Maybe it's because I never idolized Sirius, but I found JKR's 
explanation on the website did help me understand the 
contradictions in this character -- he's someone who often (note 
she didn't say "always") has trouble living up to his ideals 
--especially when there's an antagonist present.


 There's no enemy to confront in "Padfoot Returns", so Sirius is 
calm and supportive...but let Molly or Kreacher or Snape be 
present and Sirius becomes rash and argumentative.

The fact that Sirius didn't hate Kreacher because he was a 
House Elf doesn't mean that Sirius wasn't able to abuse his 
power over Kreacher because he was a House Elf. I think that's 
what JKR was talking about. House Elves have very powerful 
magic; Sirius wouldn't have dared to treat Kreacher the way he 
did if Kreacher had been free to retaliate. 

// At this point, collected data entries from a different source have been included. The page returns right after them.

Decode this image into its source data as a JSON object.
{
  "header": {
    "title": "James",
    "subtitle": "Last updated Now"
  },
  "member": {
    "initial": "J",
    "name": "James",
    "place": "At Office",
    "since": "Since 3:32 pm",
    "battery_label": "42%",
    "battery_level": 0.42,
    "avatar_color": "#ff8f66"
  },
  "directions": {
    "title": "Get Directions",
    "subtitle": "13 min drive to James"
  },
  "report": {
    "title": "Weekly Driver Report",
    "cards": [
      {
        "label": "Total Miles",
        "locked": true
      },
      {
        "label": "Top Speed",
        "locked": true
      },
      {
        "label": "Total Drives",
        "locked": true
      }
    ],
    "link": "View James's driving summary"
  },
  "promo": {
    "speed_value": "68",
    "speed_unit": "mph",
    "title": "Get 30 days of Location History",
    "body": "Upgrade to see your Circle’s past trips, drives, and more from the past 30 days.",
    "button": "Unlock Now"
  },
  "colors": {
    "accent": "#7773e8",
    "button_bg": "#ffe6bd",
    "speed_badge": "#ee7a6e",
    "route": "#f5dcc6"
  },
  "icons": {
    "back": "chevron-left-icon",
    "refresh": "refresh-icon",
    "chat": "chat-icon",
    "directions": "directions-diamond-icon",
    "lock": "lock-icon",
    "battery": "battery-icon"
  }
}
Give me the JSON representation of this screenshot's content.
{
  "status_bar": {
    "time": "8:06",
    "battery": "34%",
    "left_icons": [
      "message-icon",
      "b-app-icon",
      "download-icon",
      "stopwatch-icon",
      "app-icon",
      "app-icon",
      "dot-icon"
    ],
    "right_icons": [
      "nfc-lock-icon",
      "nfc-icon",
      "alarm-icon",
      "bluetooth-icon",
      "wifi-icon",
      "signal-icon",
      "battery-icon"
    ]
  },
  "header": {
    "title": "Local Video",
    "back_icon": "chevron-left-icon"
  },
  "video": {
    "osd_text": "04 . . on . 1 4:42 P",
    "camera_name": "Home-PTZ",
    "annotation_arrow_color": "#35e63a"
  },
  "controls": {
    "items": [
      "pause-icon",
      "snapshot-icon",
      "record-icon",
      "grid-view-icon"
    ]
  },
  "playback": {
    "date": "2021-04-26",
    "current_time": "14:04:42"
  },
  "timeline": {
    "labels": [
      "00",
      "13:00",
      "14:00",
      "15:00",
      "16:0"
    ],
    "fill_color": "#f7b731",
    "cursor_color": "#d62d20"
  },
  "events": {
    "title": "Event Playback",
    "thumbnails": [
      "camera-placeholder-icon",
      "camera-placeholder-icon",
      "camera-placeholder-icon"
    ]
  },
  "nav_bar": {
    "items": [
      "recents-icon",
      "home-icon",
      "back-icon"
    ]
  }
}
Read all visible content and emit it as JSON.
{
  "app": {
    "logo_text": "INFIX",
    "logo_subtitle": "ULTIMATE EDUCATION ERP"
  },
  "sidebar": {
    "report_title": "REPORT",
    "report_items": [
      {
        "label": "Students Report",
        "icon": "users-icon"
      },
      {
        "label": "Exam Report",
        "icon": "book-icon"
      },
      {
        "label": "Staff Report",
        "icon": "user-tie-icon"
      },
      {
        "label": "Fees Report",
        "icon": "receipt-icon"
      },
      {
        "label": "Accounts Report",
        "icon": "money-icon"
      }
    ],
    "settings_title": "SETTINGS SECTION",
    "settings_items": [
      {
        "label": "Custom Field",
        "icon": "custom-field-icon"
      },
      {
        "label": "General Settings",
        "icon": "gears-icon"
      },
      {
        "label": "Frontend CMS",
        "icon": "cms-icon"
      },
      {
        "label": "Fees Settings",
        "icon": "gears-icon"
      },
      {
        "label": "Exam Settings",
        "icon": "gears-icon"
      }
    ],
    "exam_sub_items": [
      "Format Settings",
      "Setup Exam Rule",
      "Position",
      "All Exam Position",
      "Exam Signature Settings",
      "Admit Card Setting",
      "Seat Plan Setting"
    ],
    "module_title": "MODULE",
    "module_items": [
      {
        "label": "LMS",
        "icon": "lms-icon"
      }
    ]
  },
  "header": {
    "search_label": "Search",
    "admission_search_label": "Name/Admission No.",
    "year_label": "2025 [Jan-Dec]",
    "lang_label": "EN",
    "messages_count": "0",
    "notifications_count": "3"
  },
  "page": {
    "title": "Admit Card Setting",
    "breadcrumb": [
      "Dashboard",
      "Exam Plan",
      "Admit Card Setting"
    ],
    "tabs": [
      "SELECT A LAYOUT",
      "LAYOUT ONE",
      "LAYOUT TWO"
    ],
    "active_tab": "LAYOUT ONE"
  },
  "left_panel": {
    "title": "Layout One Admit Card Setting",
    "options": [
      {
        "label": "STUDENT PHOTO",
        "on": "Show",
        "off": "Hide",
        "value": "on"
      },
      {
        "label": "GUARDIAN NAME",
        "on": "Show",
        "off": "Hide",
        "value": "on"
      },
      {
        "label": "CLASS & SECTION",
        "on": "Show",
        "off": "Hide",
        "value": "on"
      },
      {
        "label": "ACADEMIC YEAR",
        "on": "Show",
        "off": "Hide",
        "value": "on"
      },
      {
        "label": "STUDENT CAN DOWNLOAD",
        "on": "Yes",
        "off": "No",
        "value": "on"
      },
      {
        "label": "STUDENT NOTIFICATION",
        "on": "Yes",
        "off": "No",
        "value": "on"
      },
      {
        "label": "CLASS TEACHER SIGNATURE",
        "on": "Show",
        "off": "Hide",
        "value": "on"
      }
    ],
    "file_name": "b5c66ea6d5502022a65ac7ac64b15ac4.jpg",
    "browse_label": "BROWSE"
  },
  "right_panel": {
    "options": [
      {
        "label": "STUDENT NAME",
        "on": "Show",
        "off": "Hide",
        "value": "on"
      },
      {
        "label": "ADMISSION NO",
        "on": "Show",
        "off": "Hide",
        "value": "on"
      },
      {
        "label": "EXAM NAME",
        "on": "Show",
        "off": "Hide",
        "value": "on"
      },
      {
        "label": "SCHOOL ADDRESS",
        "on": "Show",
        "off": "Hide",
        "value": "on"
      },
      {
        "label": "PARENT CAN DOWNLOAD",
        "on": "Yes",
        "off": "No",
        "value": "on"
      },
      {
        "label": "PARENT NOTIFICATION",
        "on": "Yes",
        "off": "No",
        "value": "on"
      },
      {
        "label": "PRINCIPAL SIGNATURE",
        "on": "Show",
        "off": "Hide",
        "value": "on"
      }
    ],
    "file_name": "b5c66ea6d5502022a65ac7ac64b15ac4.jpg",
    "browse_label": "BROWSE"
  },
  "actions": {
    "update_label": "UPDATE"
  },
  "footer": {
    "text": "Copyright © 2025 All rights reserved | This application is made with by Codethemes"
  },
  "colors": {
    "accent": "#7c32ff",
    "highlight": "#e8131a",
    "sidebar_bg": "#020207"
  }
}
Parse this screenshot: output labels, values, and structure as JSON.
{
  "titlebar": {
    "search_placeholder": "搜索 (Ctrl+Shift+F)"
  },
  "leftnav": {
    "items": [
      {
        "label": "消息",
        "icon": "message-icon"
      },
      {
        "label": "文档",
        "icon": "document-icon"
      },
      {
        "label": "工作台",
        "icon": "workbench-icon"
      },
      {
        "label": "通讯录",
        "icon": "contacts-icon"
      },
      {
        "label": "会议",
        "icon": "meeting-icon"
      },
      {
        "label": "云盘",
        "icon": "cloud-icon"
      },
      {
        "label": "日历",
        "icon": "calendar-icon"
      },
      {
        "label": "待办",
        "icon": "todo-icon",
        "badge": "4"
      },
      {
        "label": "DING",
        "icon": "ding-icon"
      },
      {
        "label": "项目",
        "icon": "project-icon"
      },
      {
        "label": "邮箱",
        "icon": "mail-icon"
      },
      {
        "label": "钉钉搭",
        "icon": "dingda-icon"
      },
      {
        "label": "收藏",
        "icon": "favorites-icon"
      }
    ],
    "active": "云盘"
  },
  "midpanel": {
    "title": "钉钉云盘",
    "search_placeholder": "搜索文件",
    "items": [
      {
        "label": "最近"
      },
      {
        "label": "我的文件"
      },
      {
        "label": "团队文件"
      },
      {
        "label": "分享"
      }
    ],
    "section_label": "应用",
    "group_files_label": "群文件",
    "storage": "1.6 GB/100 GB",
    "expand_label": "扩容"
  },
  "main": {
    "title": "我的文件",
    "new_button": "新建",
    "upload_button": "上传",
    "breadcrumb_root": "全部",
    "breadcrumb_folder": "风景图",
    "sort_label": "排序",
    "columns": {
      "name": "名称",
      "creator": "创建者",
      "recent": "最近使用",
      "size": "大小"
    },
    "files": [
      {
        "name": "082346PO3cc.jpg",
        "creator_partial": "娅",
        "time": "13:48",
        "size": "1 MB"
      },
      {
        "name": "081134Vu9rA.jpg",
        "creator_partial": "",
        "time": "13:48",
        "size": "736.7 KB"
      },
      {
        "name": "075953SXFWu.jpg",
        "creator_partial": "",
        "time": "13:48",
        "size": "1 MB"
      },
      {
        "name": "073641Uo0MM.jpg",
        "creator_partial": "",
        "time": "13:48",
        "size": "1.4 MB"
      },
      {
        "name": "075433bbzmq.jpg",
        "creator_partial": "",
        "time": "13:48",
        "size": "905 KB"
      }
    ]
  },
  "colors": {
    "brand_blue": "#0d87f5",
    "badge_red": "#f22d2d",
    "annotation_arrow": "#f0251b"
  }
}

It never crossed Sirius's mind for example to let Kreacher go to 
the Malfoys before he'd had time to learn the Order's secrets. 
True, that would have been proof positive that Sirius was in 
London, but Sirius himself supplied that anyway not much later. I 
think Dumbledore would have approved; it would have meant 
sending the Malfoys a servant who was in Sirius's debt.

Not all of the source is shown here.